After Italian authorities shut down a show of her sexually graphic watercolors in 1945, Rama turned to abstraction, producing very good work in that mode, too. In the 1950s, Rama created canvases that feature crusty-looking splashes of red against moody black backgrounds. She later built on these works with her “bricolages” in the ’60s, adding to them plastic eyes, syringes, and rice, among other objects. The most effective of these works is Melodramma (Melodrama, 1960), which features a gash of chunky black paint surrounded by plastic skull-and-crossbones stickers. The skulls are like flies surrounding a pile of poop. It’s a funny, unsettling work, and an effective statement about the abject horrors of World War II.
A later series of abstractions, using tires, brought her work closer to that of her Arte Povera colleagues, who were also based in Turin. These canvases are sensual in their own bizarre way—the smoothness of Rama’s tire strips makes them similar to skin, something to be touched. Like Pino Pascali, Mario Merz, and Jannis Kounellis, Rama showed that in postwar Italy, the relationship between natural and industrial materials was changing. Unlike those artists, Rama was a woman, which might explain why critics never included her in the group.
Her audacious career hit a high in the 1980s, when she returned to figuration.
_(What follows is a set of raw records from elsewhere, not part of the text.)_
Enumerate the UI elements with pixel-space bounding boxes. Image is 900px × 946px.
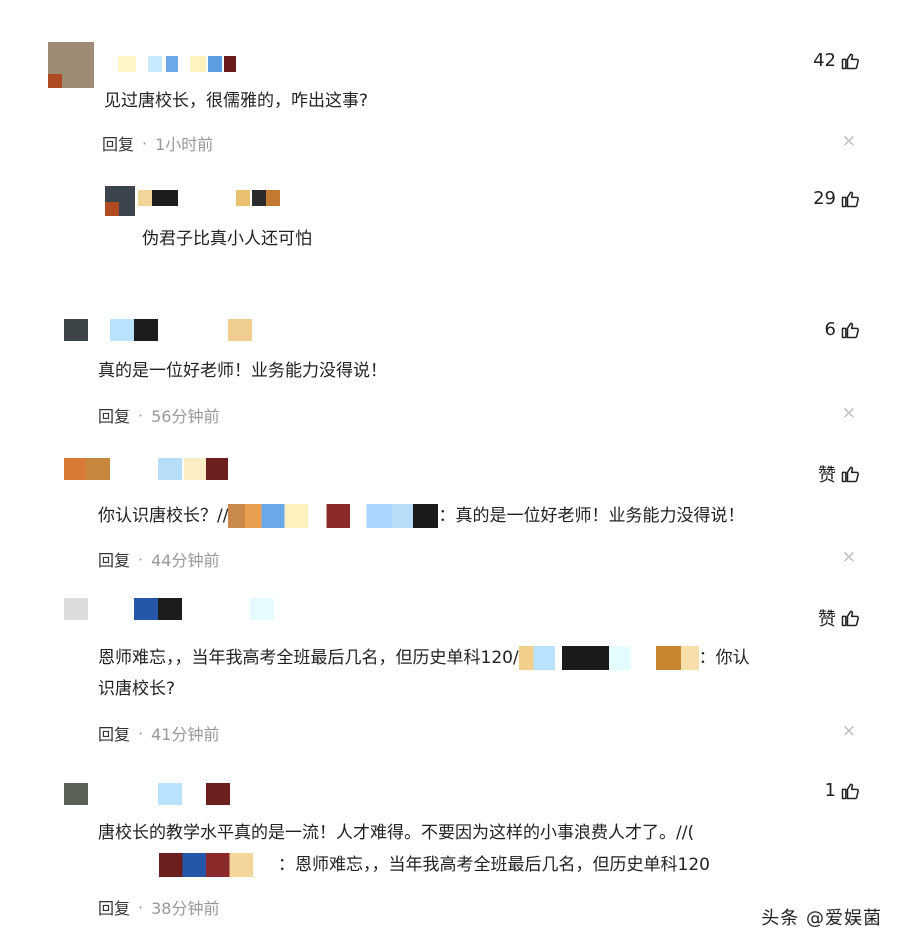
reply-button[interactable]: 回复: [98, 721, 130, 745]
avatar[interactable]: [48, 42, 94, 88]
comment-text: 见过唐校长，很儒雅的，咋出这事?: [104, 91, 369, 111]
separator: ·: [138, 897, 144, 917]
comment-text-line-1: 唐校长的教学水平真的是一流！人才难得。不要因为这样的小事浪费人才了。//(: [98, 823, 695, 843]
comment-text-prefix: 你认识唐校长？//: [98, 506, 229, 526]
comment-text-suffix: ：恩师难忘，，当年我高考全班最后几名，但历史单科120: [278, 855, 710, 875]
comment-text-line-2: 识唐校长?: [98, 679, 176, 699]
mention-redacted[interactable]: [98, 853, 278, 877]
mention-redacted[interactable]: [228, 504, 439, 528]
watermark: 头条 @爱娱菌: [761, 908, 882, 929]
reply-button[interactable]: 回复: [98, 895, 130, 919]
comment-text: 伪君子比真小人还可怕: [142, 229, 312, 249]
separator: ·: [138, 405, 144, 425]
thumbs-up-icon: [840, 781, 860, 801]
thumbs-up-icon: [840, 320, 860, 340]
reply-button[interactable]: 回复: [102, 131, 134, 155]
comment-text-prefix: 恩师难忘，，当年我高考全班最后几名，但历史单科120/: [98, 648, 519, 668]
comment-meta: 回复 · 38分钟前: [98, 895, 219, 919]
close-icon[interactable]: ×: [842, 403, 856, 423]
like-count: 42: [813, 50, 836, 71]
like-count: 6: [824, 319, 836, 340]
like-count: 赞: [818, 609, 836, 630]
timestamp: 38分钟前: [151, 899, 220, 918]
comment-text-line-2: ：恩师难忘，，当年我高考全班最后几名，但历史单科120: [98, 850, 710, 880]
separator: ·: [138, 549, 144, 569]
like-count: 赞: [818, 465, 836, 486]
like-button[interactable]: 1: [825, 780, 860, 801]
thumbs-up-icon: [840, 608, 860, 628]
like-button[interactable]: 赞: [818, 605, 860, 631]
thumbs-up-icon: [840, 464, 860, 484]
like-button[interactable]: 6: [825, 319, 860, 340]
comment-meta: 回复 · 1小时前: [102, 131, 213, 155]
comment-text-line-1: 恩师难忘，，当年我高考全班最后几名，但历史单科120/ ：你认: [98, 643, 750, 673]
avatar[interactable]: [105, 186, 135, 216]
close-icon[interactable]: ×: [842, 131, 856, 151]
like-button[interactable]: 赞: [818, 461, 860, 487]
reply-button[interactable]: 回复: [98, 403, 130, 427]
like-count: 1: [824, 780, 836, 801]
timestamp: 1小时前: [155, 135, 214, 154]
like-button[interactable]: 42: [813, 50, 860, 71]
like-count: 29: [813, 188, 836, 209]
close-icon[interactable]: ×: [842, 721, 856, 741]
comment-text-suffix: ：你认: [698, 648, 750, 668]
comment-text-suffix: ：真的是一位好老师！业务能力没得说！: [438, 506, 745, 526]
comment-meta: 回复 · 56分钟前: [98, 403, 219, 427]
thumbs-up-icon: [840, 189, 860, 209]
comment-meta: 回复 · 44分钟前: [98, 547, 219, 571]
comment-text: 真的是一位好老师！业务能力没得说！: [98, 361, 387, 381]
close-icon[interactable]: ×: [842, 547, 856, 567]
separator: ·: [142, 133, 148, 153]
mention-redacted[interactable]: [518, 646, 699, 670]
thumbs-up-icon: [840, 51, 860, 71]
separator: ·: [138, 723, 144, 743]
comment-text: 你认识唐校长？// ：真的是一位好老师！业务能力没得说！: [98, 501, 744, 531]
comment-meta: 回复 · 41分钟前: [98, 721, 219, 745]
timestamp: 56分钟前: [151, 407, 220, 426]
timestamp: 41分钟前: [151, 725, 220, 744]
timestamp: 44分钟前: [151, 551, 220, 570]
reply-button[interactable]: 回复: [98, 547, 130, 571]
like-button[interactable]: 29: [813, 188, 860, 209]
These works are some of her best: they make use of ready-made black-and-white prints of Renaissance architecture, with Rama’s fornicating women painted on top of them. These works make ages-old Italian forms—arched ceilings, Corinthian columns—seem unoriginal and, in contrast to her contorted femmes, staid and quite boring. In Rama’s world, tradition is for squares. All the better to defile it.
For whatever reason, in an exhibition of many, many great works, one piece in particular stuck with me: an untitled painting from 1973 featuring a grid of strings, each sewn into an unprimed canvas, above a red zig-zag. That latter form looks like a cardiogram—it spikes in the middle and gradually flattens. It suggests a surprise, or a sudden pulse of desire, something that shocks the heart into motion, not unlike Rama’s oeuvre itself.